The thrill is gone - so should read the epitaph of the latest installment of the James Bond series, Quantum of Solace.
For all its murderous rage and quick-cut action, Solace has neither the adrenaline rush nor the quiet grace promised by its top-notch predecessor, Casino Royale. Where the last film took a delightfully revisionist stance on the recently sagging Bond legacy, the sequel tries to be bigger, faster and stronger without the narrative meat to back it up.
It's a Michael Bay nightmare of tumbling vehicles and hydrogen explosions, obtuse angles and cold-blooded killings, which could be embraceable enough if the filmmakers answered just one simple question: Why should we continue to care about Bond?
Swept up in the glory of cross-continent location shooting (Italy! Austria! Chile!), director Marc Forster (The Kite Runner) loses much of the energy and charm Casino Royale spent restoring to Agent 007 (Daniel Craig, The Golden Compass). The scribes (Paul Haggis, In The Valley of Elah and Royale screenwriter Neil Purvis) balk at furthering the character, opting to set up one blaring chase scene after another.
As we last left Bond, he was hot on the trail of his lover's killers, a global network of baddies we (and Britain's MI6 secret service) come to know as Quantum. With little time passed in between the films, the sleepless nights and bouts of alcohol have quickly sunken into Bond's eyes, reducing him to a well trained psychotic killer.
From there, the race is on. After a particularly clunky opener with a satisfactory punch line and the obligatory graphics-heavy title sequence (set to Jack White's gnarling "Another Way to Die"), Solace settles down a bit, and the trajectory unravels. In underestimating the opposition, M (Judi Dench, Notes on a Scandal) and the London secret ops have let their guard down and allowed spies to walk in their midst.
Through some convenient gadgetry, the London intelligence crew tracks their targets to Haiti, where Bond encounters Dominic Greene (Mathieu Amalric, The Diving Bell and the Butterfly), a murderer who deals in nation-building and destabilization. Fronting as an environmentally concerned philanthropist, Greene sets his eyes on Bolivia, where he plans to reinstate a military dictator to his financial benefit.
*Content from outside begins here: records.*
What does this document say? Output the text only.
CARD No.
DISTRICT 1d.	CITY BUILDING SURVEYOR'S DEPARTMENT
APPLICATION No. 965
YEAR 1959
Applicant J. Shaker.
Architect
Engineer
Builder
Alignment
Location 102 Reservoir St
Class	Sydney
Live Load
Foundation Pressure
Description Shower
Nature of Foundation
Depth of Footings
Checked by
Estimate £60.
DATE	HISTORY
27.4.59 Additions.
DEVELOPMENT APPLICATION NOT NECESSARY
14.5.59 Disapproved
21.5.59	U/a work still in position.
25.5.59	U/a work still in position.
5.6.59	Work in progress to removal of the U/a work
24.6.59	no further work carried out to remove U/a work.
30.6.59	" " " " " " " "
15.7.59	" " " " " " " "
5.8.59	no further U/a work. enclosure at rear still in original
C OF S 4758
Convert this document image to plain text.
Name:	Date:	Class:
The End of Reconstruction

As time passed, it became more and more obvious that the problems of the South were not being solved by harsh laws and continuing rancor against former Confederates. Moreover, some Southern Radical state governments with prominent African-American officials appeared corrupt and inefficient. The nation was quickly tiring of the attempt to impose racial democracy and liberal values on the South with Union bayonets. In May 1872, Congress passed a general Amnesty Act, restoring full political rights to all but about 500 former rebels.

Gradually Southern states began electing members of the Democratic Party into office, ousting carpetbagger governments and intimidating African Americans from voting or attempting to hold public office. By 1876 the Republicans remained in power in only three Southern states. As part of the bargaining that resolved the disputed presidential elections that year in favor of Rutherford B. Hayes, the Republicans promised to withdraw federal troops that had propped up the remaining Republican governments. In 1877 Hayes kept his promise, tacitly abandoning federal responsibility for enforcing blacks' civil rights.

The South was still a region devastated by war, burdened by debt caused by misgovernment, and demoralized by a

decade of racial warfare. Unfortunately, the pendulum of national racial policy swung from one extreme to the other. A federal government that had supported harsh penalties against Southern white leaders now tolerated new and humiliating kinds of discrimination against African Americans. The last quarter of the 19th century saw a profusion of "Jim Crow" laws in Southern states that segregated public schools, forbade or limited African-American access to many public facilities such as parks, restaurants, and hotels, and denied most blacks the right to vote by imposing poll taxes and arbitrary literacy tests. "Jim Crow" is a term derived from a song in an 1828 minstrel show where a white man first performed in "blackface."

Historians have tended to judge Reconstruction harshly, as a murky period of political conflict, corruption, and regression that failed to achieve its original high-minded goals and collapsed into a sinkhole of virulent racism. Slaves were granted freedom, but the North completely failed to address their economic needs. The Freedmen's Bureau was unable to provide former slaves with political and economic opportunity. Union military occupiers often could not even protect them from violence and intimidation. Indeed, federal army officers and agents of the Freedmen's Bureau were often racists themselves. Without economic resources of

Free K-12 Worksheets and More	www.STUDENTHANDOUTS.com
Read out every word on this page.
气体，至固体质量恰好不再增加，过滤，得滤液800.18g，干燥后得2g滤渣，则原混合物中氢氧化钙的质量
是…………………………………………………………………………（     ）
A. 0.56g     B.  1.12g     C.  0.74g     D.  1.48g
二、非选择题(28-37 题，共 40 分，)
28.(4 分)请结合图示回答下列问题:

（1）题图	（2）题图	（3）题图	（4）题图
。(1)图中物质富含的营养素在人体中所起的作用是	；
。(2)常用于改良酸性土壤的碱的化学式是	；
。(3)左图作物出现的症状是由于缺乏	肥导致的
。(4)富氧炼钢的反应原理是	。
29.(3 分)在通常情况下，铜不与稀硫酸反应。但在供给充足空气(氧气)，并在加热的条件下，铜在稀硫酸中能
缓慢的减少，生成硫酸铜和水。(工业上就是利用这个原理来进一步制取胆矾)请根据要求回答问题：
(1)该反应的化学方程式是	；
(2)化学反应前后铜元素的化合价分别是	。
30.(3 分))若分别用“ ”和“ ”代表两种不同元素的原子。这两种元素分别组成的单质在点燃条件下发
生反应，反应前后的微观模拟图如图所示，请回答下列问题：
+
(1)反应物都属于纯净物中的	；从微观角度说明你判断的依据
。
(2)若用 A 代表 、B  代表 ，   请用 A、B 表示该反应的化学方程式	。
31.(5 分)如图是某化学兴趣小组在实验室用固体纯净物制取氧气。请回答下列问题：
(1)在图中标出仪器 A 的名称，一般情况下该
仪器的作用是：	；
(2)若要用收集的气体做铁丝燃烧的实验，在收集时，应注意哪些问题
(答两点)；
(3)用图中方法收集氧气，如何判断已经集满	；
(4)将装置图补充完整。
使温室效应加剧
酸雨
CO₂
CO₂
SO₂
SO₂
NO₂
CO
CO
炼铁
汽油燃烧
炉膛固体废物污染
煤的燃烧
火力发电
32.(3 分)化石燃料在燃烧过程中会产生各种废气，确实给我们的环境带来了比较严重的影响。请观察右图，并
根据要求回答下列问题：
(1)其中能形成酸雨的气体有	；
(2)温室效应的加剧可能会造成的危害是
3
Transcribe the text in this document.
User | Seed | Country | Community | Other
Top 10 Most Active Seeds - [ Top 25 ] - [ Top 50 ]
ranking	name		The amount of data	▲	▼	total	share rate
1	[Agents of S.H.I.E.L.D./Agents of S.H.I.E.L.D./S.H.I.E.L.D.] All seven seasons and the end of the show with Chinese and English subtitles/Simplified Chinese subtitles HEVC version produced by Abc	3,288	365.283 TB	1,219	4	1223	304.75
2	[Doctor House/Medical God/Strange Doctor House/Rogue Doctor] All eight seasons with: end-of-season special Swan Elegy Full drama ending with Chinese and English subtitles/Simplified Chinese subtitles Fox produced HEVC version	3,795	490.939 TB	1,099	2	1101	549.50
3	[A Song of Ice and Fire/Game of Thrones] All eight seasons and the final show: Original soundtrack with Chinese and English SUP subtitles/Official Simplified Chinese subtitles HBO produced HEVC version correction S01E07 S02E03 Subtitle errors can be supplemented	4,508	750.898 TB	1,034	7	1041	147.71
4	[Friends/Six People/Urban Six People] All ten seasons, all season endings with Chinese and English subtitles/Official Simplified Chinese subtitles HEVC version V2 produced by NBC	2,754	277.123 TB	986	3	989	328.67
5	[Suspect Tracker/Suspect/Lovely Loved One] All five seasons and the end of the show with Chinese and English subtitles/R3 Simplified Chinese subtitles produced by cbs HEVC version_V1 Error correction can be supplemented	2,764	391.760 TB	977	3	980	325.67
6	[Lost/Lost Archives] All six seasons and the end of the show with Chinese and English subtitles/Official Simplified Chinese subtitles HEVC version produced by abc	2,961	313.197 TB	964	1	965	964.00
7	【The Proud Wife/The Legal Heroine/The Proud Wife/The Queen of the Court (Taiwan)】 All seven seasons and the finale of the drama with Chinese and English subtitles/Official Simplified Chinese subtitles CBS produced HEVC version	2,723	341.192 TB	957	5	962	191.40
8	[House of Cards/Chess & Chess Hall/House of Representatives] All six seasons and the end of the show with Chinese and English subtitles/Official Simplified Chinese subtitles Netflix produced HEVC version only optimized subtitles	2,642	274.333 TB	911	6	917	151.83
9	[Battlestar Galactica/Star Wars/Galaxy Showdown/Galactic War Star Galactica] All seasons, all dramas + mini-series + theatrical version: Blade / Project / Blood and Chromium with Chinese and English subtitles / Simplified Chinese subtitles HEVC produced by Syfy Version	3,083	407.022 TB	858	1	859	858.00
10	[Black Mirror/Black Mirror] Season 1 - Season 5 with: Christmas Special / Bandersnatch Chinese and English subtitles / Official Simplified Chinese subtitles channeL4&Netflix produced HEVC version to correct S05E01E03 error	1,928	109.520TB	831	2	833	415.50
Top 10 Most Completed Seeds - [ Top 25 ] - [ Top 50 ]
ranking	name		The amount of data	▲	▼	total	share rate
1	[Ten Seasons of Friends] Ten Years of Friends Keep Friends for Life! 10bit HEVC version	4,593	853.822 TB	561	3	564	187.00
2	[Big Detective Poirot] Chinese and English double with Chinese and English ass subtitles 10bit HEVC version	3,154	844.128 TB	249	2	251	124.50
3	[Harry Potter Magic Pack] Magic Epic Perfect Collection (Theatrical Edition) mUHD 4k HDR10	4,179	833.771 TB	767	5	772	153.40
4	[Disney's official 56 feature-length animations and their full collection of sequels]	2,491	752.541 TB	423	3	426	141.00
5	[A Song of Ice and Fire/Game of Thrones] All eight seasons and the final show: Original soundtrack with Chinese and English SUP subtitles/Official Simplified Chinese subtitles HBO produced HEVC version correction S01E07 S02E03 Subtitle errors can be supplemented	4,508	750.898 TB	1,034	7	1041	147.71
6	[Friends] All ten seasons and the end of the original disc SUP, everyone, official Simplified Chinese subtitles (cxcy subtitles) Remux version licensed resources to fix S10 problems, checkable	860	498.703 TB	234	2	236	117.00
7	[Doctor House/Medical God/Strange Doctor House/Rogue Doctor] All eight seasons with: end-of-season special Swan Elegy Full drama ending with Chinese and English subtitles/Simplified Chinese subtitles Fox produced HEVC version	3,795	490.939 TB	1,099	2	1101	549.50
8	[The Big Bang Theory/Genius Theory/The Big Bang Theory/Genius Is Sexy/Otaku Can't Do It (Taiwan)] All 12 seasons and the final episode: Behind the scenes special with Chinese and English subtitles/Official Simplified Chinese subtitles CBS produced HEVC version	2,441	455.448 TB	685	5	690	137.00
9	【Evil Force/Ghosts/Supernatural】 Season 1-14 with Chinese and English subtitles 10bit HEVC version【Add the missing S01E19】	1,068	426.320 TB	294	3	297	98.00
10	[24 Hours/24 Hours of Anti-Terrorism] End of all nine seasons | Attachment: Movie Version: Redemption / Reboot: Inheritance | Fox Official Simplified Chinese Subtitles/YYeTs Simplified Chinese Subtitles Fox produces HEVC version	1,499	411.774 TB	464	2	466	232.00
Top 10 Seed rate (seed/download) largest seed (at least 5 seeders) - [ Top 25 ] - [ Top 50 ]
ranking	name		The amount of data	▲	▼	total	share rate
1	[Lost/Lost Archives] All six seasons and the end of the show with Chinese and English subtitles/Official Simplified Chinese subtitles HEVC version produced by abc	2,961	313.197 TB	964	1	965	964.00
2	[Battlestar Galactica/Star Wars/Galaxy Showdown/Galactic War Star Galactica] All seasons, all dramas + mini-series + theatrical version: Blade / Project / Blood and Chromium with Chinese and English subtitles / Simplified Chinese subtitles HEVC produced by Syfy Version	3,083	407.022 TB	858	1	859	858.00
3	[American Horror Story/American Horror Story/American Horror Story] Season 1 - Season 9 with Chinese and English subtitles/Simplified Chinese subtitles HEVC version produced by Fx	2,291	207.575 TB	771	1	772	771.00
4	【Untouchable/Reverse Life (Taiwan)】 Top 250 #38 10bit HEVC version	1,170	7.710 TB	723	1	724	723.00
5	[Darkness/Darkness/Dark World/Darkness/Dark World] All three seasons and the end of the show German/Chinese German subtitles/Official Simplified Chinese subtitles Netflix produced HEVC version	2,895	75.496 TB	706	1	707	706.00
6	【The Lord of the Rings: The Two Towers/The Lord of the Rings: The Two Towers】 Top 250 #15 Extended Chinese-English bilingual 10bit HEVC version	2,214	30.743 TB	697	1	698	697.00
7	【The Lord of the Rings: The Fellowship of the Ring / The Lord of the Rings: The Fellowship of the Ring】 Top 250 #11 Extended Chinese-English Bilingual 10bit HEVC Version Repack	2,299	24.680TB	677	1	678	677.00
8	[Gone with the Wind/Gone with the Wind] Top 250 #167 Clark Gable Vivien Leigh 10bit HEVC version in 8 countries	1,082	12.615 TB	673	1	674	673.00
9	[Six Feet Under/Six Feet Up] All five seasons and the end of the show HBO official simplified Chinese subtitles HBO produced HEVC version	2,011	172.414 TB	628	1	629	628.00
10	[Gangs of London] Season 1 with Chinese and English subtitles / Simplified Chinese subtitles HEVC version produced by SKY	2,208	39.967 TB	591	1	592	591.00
The morality play bubbling under the surface of Solace fits well enough, but the script remains fragmented in its thematic outlay. Though Bond suffers from what M calls "inconsiderable rage" - she may have a point; he offs nearly every man he comes in contact with - the morality of his actions never really intersect with the larger wheeling and dealing done by the powers above him.
Of course, Bond refuses to play the puppet. Fueled by his thirst for vengeance as much as his sense of duty, he defies M's orders and goes after Greene and his cohorts.
Stone-faced and severe, Craig plays the ruthless killer well, working with what little dialogue he has to chew through. Solace opts more for the questionable poetry of gunfire and car crashes than wordplay, though Bond gets a few clever quips in here and there.
He gets his kicks in bed, too (off-screen, as the PG-13 franchise warrants), but with murder on his mind, Bond has never been less interested in bedding centerfold beauties. His featured Bolivian counterpart, Camille (Olga Kurylenko, Max Payne), shares his bloodlust and a sobbing backstory, but there's never much between them - sexual or otherwise.
As the bodies and building wreckage piles up, the emotional damage doesn't make it out alive. A lover scorned can cause a hell of a lot of pain when he happens to be cinema's most bulletproof spy, but the filmmakers don't allow the audience a second to soak in any of it.
The slapdash editing gives us only a glimpse of the endless series of expensive stunts and even less of a sense of character. Bond has recovered from far worse hurts in the past (Tomorrow Never Dies, anyone?), but it's unclear how long this one could take to heal.